Problem: The Sports Business and Compromised Values?
I. Beer . At this writing, 22 of the 120 major college football stadiums sell beer at football games, a total that has more than doubled in the past 10 years. During the 2012 season, West Virginia University reported a net profit of $520,000 in its first year of stadium wide beer sales. Bowling Green State University reportedly nets about $20,000 to $25,000 per season. For some schools, beer is sold largely to make the total experience more attractive to fans. The National Collegiate Athletic Association bans beer sales and alcohol-related signs at its championship events.74
Questions
1. Do you think universities that sell beer at football games are hypocritical in that those same schools energetically discourage binge drinking by students? Explain.

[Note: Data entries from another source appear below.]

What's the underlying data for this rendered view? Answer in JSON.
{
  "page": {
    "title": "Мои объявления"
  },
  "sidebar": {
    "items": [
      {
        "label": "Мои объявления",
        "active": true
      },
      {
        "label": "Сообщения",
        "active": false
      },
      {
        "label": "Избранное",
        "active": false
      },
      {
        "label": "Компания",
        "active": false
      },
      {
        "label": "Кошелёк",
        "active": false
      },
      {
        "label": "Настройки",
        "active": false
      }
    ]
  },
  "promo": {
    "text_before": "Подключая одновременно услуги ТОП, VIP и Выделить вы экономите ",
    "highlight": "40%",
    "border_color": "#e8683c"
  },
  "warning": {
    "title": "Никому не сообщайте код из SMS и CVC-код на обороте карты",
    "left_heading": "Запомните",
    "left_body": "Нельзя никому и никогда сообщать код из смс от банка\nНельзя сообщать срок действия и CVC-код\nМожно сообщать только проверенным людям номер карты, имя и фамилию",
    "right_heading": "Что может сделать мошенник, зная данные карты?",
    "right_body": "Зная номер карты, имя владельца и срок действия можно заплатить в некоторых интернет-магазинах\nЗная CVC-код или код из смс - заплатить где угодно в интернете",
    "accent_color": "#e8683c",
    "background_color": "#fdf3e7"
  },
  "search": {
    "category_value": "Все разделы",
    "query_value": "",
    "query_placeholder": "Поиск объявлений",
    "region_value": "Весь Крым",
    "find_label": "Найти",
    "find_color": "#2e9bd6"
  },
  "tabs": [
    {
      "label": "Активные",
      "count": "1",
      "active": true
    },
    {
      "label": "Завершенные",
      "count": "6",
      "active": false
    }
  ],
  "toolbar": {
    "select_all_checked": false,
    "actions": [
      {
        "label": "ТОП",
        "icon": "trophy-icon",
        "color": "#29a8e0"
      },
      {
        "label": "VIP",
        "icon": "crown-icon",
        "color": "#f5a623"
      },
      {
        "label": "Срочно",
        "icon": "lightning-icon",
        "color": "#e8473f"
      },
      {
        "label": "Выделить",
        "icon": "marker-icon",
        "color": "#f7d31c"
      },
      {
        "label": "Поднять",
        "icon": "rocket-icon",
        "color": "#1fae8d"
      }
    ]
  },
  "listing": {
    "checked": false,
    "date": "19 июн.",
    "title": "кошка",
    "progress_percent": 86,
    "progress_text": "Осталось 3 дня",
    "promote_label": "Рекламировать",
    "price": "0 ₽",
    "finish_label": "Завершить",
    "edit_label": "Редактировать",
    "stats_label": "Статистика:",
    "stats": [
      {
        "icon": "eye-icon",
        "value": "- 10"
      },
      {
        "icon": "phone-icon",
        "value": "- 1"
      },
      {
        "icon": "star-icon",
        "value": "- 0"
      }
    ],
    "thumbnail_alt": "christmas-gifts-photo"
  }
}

2. Do you think beer sales at collegiate football games is a good policy? Explain.
II. Nike.
Timothy Egan in The New York Times commented on Nike's relationship with Pittsburg Steelers quarterback Ben Roethlisberger, who was accused in 2010 of sexual assault on a 20-year-old woman: Is there anything creepier than a big, beer-breathed celebrity athlete exposing himself in a night club and hitting on underage girls, all the while protected by an entourage of off-duty cops? Well, yes. It's the big, corporate sponsor-Nike, in this case-that continues to sell product with the creep as their role model."75 No criminal charges were filed in the case, but Roethlisberger was suspended by the National Football League for four games, and the owner of the company that marketed "Big Ben's Beef Jerky" reportedly ended his company's endorsement relationship with the quarterback. Roethlisberger had been accused of similar misconduct in other episodes.
Questions
1. Was Nike wrong to retain its endorsement relationship with Roethlisberger? Explain.
2. Prior to Roethlisberger's appearance with the Steelers in the 2011 Super Bowl, Ward Headley, president of a Cincinnati-based sports marketing company, said the quarterback's endorsement future would be bright, despite past problems, if Pittsburg were to win the game: To me, winning cures everything. Not just to me, but the reality is to corporate America and to people, winning is the answer.76
The Green Bay Packers won that game, but Headley's judgment that winning nullifies past transgressions seems to be accurate. Should we condemn corporate America or the American people for being so willing to forgive winners' past wrongdoing? Explain.